V.Golovanow

"L’accord de Balamand contient plusieurs recommandations pratiques visant à réduire la tension entre orthodoxes et catholiques dans certaines régions. Hélas, ces recommandations sont souvent restées lettre morte: en pratique, certains gréco-catholiques n’ont pas souhaité les suivre. Bien au contraire, l’uniatisme a commencé une expansion active en Ukraine, cherchant à dépasser les limites de l’Ukraine occidentale et à s’implanter dans les régions orientales où il n’était guère présent auparavant." - Métropolite Hilarion de Volokolamsk, 2009 (1)

A. - Les fondements
Contexte historique

L'Eglise "uniate" d'Ukraine fut créée en 1596 quand l'Ukraine faisait partie du royaume Lituano-polonais; sous la pression des autorités catholiques, le métropolite de Kiev et 6 évêques sur 8 signèrent l'Union de Brest-Litovsk qui reprenait les conclusions du Concile unioniste de Florence-Ferrare (1439-1440), rejetées par Moscou et Constantinople.Les Orthodoxes réfractaires (clergé paroissial, monastères, Cosaques qui créèrent un éphémère état indépendant (1646) avant de passer sous protectorat russe en 1654) furent privés de tous droits religieux et une sévère répression s'abattit sur ceux qui résistaient; les églises, monastères et biens de l'Eglise, passèrent aux "Uniates". Ces persécutions contre les Orthodoxes devinrent alors un abcès permanent entre Rome et l'Orthodoxie.

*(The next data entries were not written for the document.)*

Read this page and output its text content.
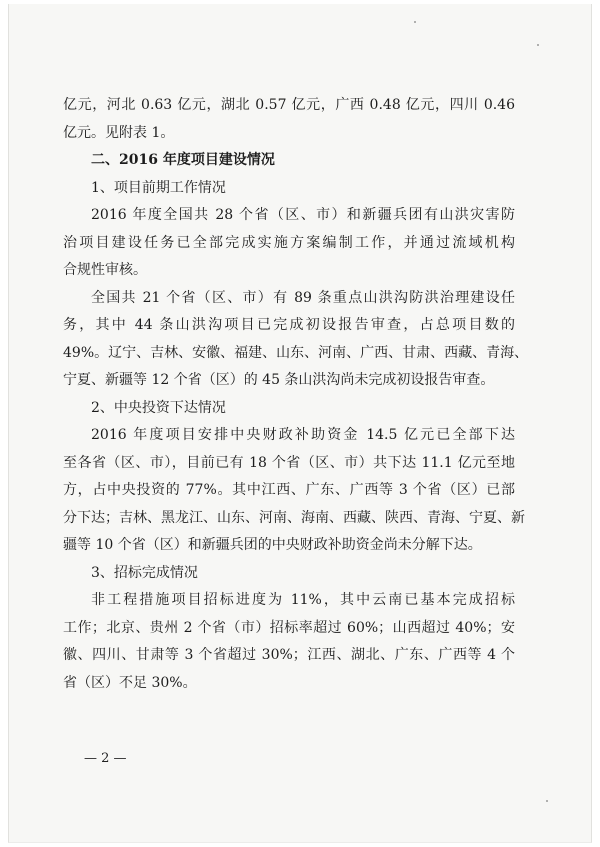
亿元，河北 0.63 亿元，湖北 0.57 亿元，广西 0.48 亿元，四川 0.46
亿元。见附表 1。
二、2016 年度项目建设情况
1、项目前期工作情况
2016 年度全国共 28 个省（区、市）和新疆兵团有山洪灾害防
治项目建设任务已全部完成实施方案编制工作，并通过流域机构
合规性审核。
全国共 21 个省（区、市）有 89 条重点山洪沟防洪治理建设任
务，其中 44 条山洪沟项目已完成初设报告审查，占总项目数的
49%。辽宁、吉林、安徽、福建、山东、河南、广西、甘肃、西藏、青海、
宁夏、新疆等 12 个省（区）的 45 条山洪沟尚未完成初设报告审查。
2、中央投资下达情况
2016 年度项目安排中央财政补助资金 14.5 亿元已全部下达
至各省（区、市），目前已有 18 个省（区、市）共下达 11.1 亿元至地
方，占中央投资的 77%。其中江西、广东、广西等 3 个省（区）已部
分下达；吉林、黑龙江、山东、河南、海南、西藏、陕西、青海、宁夏、新
疆等 10 个省（区）和新疆兵团的中央财政补助资金尚未分解下达。
3、招标完成情况
非工程措施项目招标进度为 11%，其中云南已基本完成招标
工作；北京、贵州 2 个省（市）招标率超过 60%；山西超过 40%；安
徽、四川、甘肃等 3 个省超过 30%；江西、湖北、广东、广西等 4 个
省（区）不足 30%。
— 2 —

Après les trois "partages de la Pologne" (1773-1795) cette Eglise prospéra dans les territoires annexés par l'empire austro-hongrois (elle fut nommée "grecque-catholique" par décret impérial (1774) pour distinguer des latins ces catholiques qui utilisent le rite grec-byzantin, avec clergé marié, Credo sans "filioque", etc.).

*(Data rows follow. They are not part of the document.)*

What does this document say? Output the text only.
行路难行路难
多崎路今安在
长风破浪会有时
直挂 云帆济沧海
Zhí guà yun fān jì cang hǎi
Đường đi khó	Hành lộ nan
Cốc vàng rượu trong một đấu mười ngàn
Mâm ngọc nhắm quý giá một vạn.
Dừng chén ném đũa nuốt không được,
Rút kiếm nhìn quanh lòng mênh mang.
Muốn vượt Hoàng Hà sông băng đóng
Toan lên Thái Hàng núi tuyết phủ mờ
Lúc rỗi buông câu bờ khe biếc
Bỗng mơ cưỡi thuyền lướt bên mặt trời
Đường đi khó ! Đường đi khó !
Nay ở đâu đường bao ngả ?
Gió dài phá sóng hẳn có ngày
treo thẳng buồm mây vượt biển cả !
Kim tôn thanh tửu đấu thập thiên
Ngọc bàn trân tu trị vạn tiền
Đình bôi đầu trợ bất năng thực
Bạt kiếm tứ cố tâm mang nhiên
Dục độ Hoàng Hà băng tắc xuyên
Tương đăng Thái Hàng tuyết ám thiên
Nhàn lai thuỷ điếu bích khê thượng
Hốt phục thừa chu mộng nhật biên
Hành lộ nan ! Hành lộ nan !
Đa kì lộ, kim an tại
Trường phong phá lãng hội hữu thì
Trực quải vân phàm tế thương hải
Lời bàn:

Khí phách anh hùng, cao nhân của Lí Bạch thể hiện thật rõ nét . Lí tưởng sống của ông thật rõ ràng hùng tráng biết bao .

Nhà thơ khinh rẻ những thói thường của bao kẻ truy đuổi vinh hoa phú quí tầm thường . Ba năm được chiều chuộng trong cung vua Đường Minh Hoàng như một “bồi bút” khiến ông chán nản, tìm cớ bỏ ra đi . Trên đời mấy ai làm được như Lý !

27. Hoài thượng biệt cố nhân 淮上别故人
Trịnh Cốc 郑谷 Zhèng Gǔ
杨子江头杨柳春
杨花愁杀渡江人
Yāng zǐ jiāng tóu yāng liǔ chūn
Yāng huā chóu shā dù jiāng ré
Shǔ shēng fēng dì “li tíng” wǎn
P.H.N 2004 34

A la fin de la seconde guerre mondiale, l’Eglise gréco-catholique d’Ukraine fut supprimée par Staline sous l'accusation d’avoir collaboré avec les nazis et encouragé les revendications nationalistes contre l’URSS (pseudo concile de Lvov décidant l'incorporation à l'Eglise orthodoxe russe en mars 1946). Ses prêtres et évêques furent incorporés dans l'Eglises russe avec tous leurs biens. Ceux qui résistaient —1500 prêtres et évêques, des centaines de religieux, des milliers de laïcs— furent arrêtés, déportés, exécutés. L’Eglise russe, elle-même persécutée, entérina la situation, certains la justifiant comme le juste retour sur les persécutions des siècles précédents... Après avoir passé 18 ans en détention, le métropolite-primat Joseph Slipyj (primat de 1963 à 1984), reçut l'autorisation d'émigrer et s'installa à Rome qui devint le centre de cette Eglise dispersée à travers le monde (1963). L'Eglise gréco-catholique d’Ukraine reçut le statut d'archevêché majeur la même année.

Vision messianique (2)

Les Gréco-catholique d’Ukraine considèrent que leur Eglise est élue par Dieu pour apporter la vraie foi aux Eglises d'Orient, avec une vision messianique qui s'affirma particulièrement entre les deux guerres. Ainsi le métropolite Andreï Septickij (primat de 1901 à 1944) précisait qu'ils doivent conserver leurs particularités canoniques et liturgiques pour démontrer que le rite orthodoxe est compatible avec l'union à Rome et, soutenu par le Pape Pie X, il fonda une Eglise catholique de rite russe en 1917. Le cardinal Slipyj fut son digne continuateur dans cette voie. Il y eut d'ailleurs de véritables tentatives d'unir Catholiques et Orthodoxes ukrainiens en une seule Eglise nationale, en particulier en 1918, sous le gouvernement Skoropadsky, et en 1941, après l'invasion allemande.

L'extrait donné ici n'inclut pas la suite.